Abstract: PUB173
Joint Modeling of Longitudinal Ferritin Trajectories and COVID-19 Infections in Native American, Hispanic, and White Patients on Hemodialysis
Session Information
Category: Dialysis
- 801 Dialysis: Hemodialysis and Frequent Dialysis
Authors
- Hu, Mingzhao, Mayo Clinic Minnesota, Rochester, Minnesota, United States
- Quandelacy, Talia, University of Colorado Anschutz Medical Campus, Aurora, Colorado, United States
- Wang, Yuedong, University of California Santa Barbara, Santa Barbara, California, United States
- Kotanko, Peter, Renal Research Institute, New York, New York, United States
- Conway, Baqiyyah, University of Colorado Anschutz Medical Campus, Aurora, Colorado, United States
Background
American Indians/Alaska Natives (AIAN) and Hispanic individuals in the U.S. are overrepresented in the hemodialysis (HD) population and were hardest hit by COVID-19. Early in the pandemic, hyperferritinemia was linked to COVID-19 infections. Joint modeling learns from both longitudinal and time-to-event data for predictive accuracy and dynamic estimation.

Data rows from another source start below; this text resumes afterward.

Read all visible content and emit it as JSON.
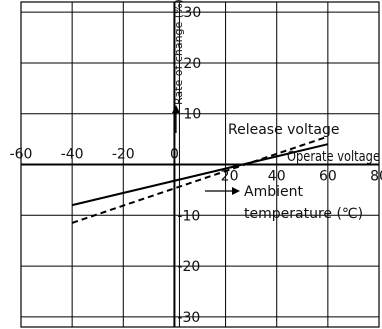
{
  "chart_data": {
    "type": "line",
    "x_ticks": [
      "-60",
      "-40",
      "-20",
      "0",
      "20",
      "40",
      "60",
      "80"
    ],
    "y_ticks_pos": [
      "30",
      "20",
      "10"
    ],
    "y_ticks_neg": [
      "-10",
      "-20",
      "-30"
    ],
    "xlim": [
      -60,
      80
    ],
    "ylim": [
      -32,
      32
    ],
    "ylabel": "Rate of change (%)",
    "xlabel_line1": "Ambient",
    "xlabel_line2": "temperature (℃)",
    "grid": true,
    "series": [
      {
        "name": "Release voltage",
        "style": "dashed",
        "x": [
          -40,
          60
        ],
        "y": [
          -11.5,
          5.5
        ]
      },
      {
        "name": "Operate voltage",
        "style": "solid",
        "x": [
          -40,
          60
        ],
        "y": [
          -8,
          4
        ]
      }
    ]
  }
}
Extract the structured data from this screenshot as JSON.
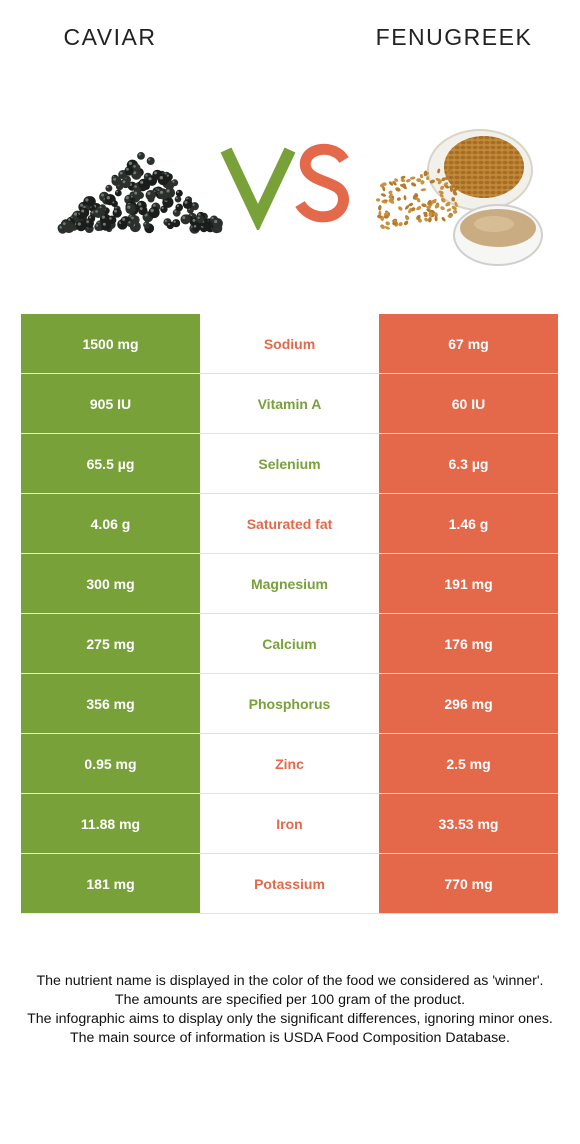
{
  "header": {
    "left_title": "CAVIAR",
    "right_title": "FENUGREEK",
    "vs_text": "VS"
  },
  "colors": {
    "left_brand": "#79a13a",
    "right_brand": "#e3694a"
  },
  "icons": {
    "left_image": "caviar-pile-image",
    "right_image": "fenugreek-seeds-image"
  },
  "rows": [
    {
      "left": "1500 mg",
      "nutrient": "Sodium",
      "right": "67 mg",
      "winner": "right"
    },
    {
      "left": "905 IU",
      "nutrient": "Vitamin A",
      "right": "60 IU",
      "winner": "left"
    },
    {
      "left": "65.5 µg",
      "nutrient": "Selenium",
      "right": "6.3 µg",
      "winner": "left"
    },
    {
      "left": "4.06 g",
      "nutrient": "Saturated fat",
      "right": "1.46 g",
      "winner": "right"
    },
    {
      "left": "300 mg",
      "nutrient": "Magnesium",
      "right": "191 mg",
      "winner": "left"
    },
    {
      "left": "275 mg",
      "nutrient": "Calcium",
      "right": "176 mg",
      "winner": "left"
    },
    {
      "left": "356 mg",
      "nutrient": "Phosphorus",
      "right": "296 mg",
      "winner": "left"
    },
    {
      "left": "0.95 mg",
      "nutrient": "Zinc",
      "right": "2.5 mg",
      "winner": "right"
    },
    {
      "left": "11.88 mg",
      "nutrient": "Iron",
      "right": "33.53 mg",
      "winner": "right"
    },
    {
      "left": "181 mg",
      "nutrient": "Potassium",
      "right": "770 mg",
      "winner": "right"
    }
  ],
  "footer": {
    "line1": "The nutrient name is displayed in the color of the food we considered as 'winner'.",
    "line2": "The amounts are specified per 100 gram of the product.",
    "line3": "The infographic aims to display only the significant differences, ignoring minor ones.",
    "line4": "The main source of information is USDA Food Composition Database."
  }
}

We investigated the predictive utility of ferritin w/ COVID-19 infection in a cohort of AIAN, Hispanic and White HD patients.
Methods
We followed 2,242 HD patients from 1/2020 to 3/2022. Baseline ferritin was the average between days 365 and 14 till COVID-19 diagnosis (day 0). In non-infected control, a random date matching the distribution of diagnosis dates was chosen as the “test date”. Longitudinal ferritin trajectories were modeled with a linear mixed effects model and COVID-19 infection with a Cox model. A joint model linked these to measure the association between COVID-19 infection and ferritin.
Results
Cumulative COVID-19 incidence was 36%. In exploring ferritin’s link with potential confounders, the longitudinal submodel coefficients highlighted age had a strong positive link while albumin, creatinine, hemoglobin and WBCs were not linked. The joint model revealed a marginal association between ferritin and infection risk (HR = 1.001, p < 0.001). Males had lower COVID-19 risks while diabetes was not linked. AIAN patients had almost twice the risk of White patients (HR = 1.948, p < 0.001) while Hispanics also had higher risk than White (HR = 1.328, p < 0.001). Vaccination greatly reduced the risk (HR < 0.001, p < 0.001).
Conclusion
Joint modeling indicated a weak link of ferritin with COVID-19 infection, however, dynamic predictions via joint models did not strongly support early detection via ferritin alone. AIAN and Hispanic patients had higher infection risk than White patients, while vaccination nearly eliminated the risk.
Dynamic prediction for a typical patient. Left: Longitudinal. Right: Survival.